Helix Energy Solutions Group reported net income of $22.1 million for the third quarter of 2025, a significant improvement compared to a net loss of $2.6 million in the previous quarter and slightly below the $29.5 million net income reported in the third quarter of 2024.
Adjusted EBITDA for the quarter was $103.7 million, more than double the $42.4 million recorded in Q2 2025 and also up from $87.6 million in Q3 2024.
Revenues for the third quarter reached $376.9 million, up from $302.3 million in Q2 2025 and $342.4 million in Q3 2024. For the first nine months of 2025, net income was $22.6 million on revenues of $957.3 million, compared to $35.5 million net income on revenues of $1.003 billion in the same period last year.
Owen Kratz, President and CEO of Helix, stated that the strong Q3 results, the company's highest quarterly EBITDA since 2014, provide insight into the business's earnings potential.

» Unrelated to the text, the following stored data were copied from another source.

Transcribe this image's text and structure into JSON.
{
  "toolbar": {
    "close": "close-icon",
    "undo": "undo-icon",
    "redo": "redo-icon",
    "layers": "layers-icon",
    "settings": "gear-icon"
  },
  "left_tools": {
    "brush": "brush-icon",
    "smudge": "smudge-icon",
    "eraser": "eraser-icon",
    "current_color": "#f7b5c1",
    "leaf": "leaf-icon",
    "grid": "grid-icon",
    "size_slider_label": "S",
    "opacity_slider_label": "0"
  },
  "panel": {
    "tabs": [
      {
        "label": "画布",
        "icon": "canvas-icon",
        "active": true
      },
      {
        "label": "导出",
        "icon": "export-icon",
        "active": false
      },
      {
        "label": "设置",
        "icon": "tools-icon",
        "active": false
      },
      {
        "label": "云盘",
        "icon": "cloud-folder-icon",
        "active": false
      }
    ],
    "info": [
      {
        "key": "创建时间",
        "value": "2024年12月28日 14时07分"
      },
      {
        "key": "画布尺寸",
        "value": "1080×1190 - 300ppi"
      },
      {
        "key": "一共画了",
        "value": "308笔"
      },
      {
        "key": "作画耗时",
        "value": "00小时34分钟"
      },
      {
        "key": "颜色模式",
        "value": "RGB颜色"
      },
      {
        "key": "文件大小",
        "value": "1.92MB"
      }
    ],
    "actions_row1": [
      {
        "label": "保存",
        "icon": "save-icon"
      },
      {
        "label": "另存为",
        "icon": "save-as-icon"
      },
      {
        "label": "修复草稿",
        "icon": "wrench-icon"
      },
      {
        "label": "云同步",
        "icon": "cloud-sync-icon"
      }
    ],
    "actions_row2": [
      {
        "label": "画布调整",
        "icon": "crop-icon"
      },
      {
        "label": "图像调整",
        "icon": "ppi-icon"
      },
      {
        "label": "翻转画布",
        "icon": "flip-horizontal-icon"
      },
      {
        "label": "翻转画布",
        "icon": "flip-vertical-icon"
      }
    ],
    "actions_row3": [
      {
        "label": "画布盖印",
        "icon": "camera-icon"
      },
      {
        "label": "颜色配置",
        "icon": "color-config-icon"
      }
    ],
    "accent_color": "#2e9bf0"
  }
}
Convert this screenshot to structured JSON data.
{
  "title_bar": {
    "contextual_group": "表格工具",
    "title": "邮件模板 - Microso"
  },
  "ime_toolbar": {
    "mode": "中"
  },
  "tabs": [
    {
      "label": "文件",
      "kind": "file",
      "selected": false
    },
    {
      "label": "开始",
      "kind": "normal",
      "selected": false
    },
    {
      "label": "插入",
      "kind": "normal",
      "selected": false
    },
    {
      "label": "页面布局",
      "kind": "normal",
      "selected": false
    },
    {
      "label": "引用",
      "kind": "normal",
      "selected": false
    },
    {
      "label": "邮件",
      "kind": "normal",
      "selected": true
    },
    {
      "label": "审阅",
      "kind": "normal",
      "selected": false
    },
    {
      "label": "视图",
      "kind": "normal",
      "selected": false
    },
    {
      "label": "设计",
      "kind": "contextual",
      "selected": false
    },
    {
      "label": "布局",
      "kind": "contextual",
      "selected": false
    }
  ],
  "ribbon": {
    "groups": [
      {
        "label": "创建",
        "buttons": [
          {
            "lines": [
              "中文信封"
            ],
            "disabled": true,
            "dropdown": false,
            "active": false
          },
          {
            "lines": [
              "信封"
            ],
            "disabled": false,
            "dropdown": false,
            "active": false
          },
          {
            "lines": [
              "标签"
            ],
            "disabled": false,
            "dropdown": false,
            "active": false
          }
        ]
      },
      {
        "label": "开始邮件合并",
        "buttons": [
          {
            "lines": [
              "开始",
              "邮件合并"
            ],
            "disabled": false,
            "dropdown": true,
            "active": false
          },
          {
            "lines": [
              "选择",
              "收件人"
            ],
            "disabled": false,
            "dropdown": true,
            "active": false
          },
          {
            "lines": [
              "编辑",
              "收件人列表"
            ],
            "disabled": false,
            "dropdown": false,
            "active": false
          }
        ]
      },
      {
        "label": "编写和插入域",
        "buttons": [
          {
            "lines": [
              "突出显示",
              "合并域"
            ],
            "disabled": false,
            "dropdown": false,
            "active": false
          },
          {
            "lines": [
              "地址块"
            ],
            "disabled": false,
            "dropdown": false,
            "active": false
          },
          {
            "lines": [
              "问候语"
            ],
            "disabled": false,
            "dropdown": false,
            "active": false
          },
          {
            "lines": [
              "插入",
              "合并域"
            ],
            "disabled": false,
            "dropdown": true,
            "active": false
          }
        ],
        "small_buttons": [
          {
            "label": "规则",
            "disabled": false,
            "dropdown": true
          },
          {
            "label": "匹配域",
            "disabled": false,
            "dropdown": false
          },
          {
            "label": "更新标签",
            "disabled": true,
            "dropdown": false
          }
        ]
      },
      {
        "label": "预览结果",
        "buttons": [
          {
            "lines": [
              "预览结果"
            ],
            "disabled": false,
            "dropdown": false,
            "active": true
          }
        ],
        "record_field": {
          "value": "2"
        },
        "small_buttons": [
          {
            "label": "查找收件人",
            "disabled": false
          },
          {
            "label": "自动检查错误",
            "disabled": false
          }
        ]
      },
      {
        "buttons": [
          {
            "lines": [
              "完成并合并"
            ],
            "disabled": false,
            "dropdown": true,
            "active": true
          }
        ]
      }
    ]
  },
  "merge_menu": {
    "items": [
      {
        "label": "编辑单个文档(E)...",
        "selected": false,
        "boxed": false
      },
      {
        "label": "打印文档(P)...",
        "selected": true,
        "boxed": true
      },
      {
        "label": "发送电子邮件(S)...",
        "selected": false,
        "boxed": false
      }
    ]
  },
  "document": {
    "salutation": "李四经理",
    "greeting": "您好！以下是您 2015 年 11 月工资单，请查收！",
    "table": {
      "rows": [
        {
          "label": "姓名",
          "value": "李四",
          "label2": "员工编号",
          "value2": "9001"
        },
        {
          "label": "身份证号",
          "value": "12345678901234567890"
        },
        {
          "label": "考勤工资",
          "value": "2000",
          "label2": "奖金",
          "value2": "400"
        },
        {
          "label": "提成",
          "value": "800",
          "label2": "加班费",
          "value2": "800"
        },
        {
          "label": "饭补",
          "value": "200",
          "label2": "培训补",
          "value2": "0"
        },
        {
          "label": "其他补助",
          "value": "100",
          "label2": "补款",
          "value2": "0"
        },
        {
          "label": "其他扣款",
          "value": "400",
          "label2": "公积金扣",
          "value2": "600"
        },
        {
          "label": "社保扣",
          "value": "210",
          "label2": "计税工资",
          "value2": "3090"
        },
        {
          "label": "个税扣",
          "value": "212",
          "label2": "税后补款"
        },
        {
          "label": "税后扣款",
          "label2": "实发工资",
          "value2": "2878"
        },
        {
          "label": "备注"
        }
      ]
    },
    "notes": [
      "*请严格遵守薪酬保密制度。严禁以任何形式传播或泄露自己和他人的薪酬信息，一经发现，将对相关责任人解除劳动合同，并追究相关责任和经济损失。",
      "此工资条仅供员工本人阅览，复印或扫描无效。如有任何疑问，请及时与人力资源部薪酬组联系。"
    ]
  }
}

He noted the performance was achieved despite downtime on the Q4000 and the Seawell rigs being stacked.
Based on the strong quarter, Helix increased its full-year 2025 Adjusted EBITDA guidance to $240 to $270 million and estimated full-year free cash flow generation between $100 and $140 million.
Operational highlights included strong performance in the robotics segment, driven by trenching and renewables operations, and meaningful upticks in activity in the shallow water segment.
Commercially, the company secured a four-year robotics contract for trenching in the North Sea and a Well Intervention contract in the Gulf of America.
In the well intervention segment, Q3 revenues increased 23 per cent sequentially due to higher utilisation on the Q5000 and Q7000 rigs and higher rates in the North Sea.
Robotics segment revenues rose 16 per cent sequentially, driven by increased trenching activities and higher charter rates.
Shallow water abandonment revenues surged 47 per cent quarter-over-quarter due to higher utilisation of the Epic Hedron and increased activity levels across other assets.
Production facilities revenues saw a modest eight per cent increase compared to Q2.